Lorsque je suis allée à Buenos Aires pour la première fois, les spectacles de tango me semblaient si faux, la sensualité si exagérée, les gestes si dépourvus de poésie, que j’ai pensé que le tango était mort. À ce moment-là, j’ai écrit :

« Il pleut et il n’a pas cessé de pleuvoir depuis que je suis arrivée. L’abandon est fait de pluie, de défilés incessants de pluie, de saisons inattendues de pluie, de petits espaces de soleil entre la pluie. L’abandon est fait d’amours tristes, d’amours marquées par le silence, d’amours qui tentent de rester à flot malgré tant de pluie. Non, ce n’est pas que tous les amours sont tristes, ni que la pluie dessine notre destin. Non, je ne parle pas de ça. Je parle du fait que ce long et profond abandon est fait d’autres plus petits, de mots jamais dits, de tendresses qui n’ont jamais osé naître, d’étreintes impossibles ».

Poussée par la pluie, la nostalgie s’est enfoncée dans mes os. Et alors, le tango m’a prise par surprise. J’ai rencontré Tito, un poète de la rue, vendeur de vin et de chaussures, un fou qui danse le tango chaque nuit de sa vie. Avec lui, j’ai parcouru la nuit de Buenos Aires. J’ai découvert que le tango est vivant dans des endroits cachés, privés, que le touriste ne parvient pas à connaître. C’est un monde avec ses propres règles. Dans les milongas – les espaces de danse – il y a encore les souteneurs et les ménagères, les amants et les couples de grands-parents, les marginaux et les divorcées, les puissants et les nobodies, les jeunes et ceux qui n’osent pas vieillir. Tous au même endroit, jouant des rôles opposés, acteurs d’une délicieuse comédie qui se réinvente chaque nuit.
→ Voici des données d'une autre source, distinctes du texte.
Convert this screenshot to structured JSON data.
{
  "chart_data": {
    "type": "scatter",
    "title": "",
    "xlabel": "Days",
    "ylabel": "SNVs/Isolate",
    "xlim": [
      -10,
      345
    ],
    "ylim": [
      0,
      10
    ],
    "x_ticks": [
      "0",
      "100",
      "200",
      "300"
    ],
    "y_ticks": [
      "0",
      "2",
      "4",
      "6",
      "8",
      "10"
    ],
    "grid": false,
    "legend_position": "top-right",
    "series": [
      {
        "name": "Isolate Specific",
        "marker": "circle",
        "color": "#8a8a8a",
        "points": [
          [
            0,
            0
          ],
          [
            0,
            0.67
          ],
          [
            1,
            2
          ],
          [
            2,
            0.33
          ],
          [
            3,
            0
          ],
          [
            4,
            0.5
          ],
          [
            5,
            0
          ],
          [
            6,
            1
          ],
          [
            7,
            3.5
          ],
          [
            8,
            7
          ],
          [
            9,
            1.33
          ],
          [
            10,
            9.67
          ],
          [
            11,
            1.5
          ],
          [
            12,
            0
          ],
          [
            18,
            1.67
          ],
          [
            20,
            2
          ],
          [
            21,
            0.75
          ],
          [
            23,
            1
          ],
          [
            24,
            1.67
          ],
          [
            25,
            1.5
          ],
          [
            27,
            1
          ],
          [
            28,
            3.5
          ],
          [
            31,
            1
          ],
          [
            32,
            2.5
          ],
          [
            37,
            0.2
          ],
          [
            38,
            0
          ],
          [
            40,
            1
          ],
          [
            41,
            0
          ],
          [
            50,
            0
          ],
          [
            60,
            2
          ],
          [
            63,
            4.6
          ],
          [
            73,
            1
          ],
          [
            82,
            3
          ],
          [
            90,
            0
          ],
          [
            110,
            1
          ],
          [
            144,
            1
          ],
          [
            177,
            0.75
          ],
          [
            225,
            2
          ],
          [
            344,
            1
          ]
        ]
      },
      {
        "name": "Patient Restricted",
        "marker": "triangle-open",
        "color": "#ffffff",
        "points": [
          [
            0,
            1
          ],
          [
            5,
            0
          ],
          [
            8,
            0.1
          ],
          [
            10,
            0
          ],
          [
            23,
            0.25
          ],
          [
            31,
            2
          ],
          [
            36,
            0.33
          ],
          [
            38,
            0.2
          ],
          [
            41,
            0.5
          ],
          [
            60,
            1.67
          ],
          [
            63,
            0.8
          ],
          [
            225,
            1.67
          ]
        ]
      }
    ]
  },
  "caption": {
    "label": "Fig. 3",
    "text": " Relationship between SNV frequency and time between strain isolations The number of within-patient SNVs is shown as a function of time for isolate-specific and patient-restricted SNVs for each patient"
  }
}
Tous rient et jouent à ne pas mourir. Mais quand ils entrent sur la piste de danse, ils le font avec dévotion, en silence, comme si leur destin était en jeu dans cette étreinte.

Carlos Gavito, un grand ami de Tito, était l’un de ces dévots. Considéré comme le plus grand danseur de tango, quand il entrait sur la piste, tous ceux qui le regardaient restaient sans voix. Ses mouvements lents et délibérés défiaient la loi de la gravité, atteignant la limite même de l’équilibre. Je me souviens parfaitement d’une nuit au Club Gricel, peu de temps avant sa mort. Mariana, sa partenaire de danse, s’est appuyée sur lui, soutenue uniquement par le front de Gavito et par la pointe de ses propres pieds. C’était un acte d’abandon total, la moindre erreur les aurait fait chuter lourdement. Cette image est devenue pour moi le symbole de l’éros : ‘je me donne à toi avec une certitude absolue ; tu es mon équilibre’.

La définition la plus révélatrice du tango est celle que les anciens de la nuit utilisent : le tango est une étreinte. Au-delà de la musique, de la poésie argotique, du flirt incessant et de la présence écrasante des sens, il y a cet acte humain, très humain. En nous étreignant, nous nous sauvons de l’abandon, nous nous identifions comme membres de notre espèce. L’étreinte est un puissant outil d’alchimie : elle donne de la douceur même à la tristesse. Nous sommes l’espèce qui embrasse, qui accueille, qui touche, qui enveloppe, qui protège. Le tango transforme l’étreinte en poésie profondément humaine.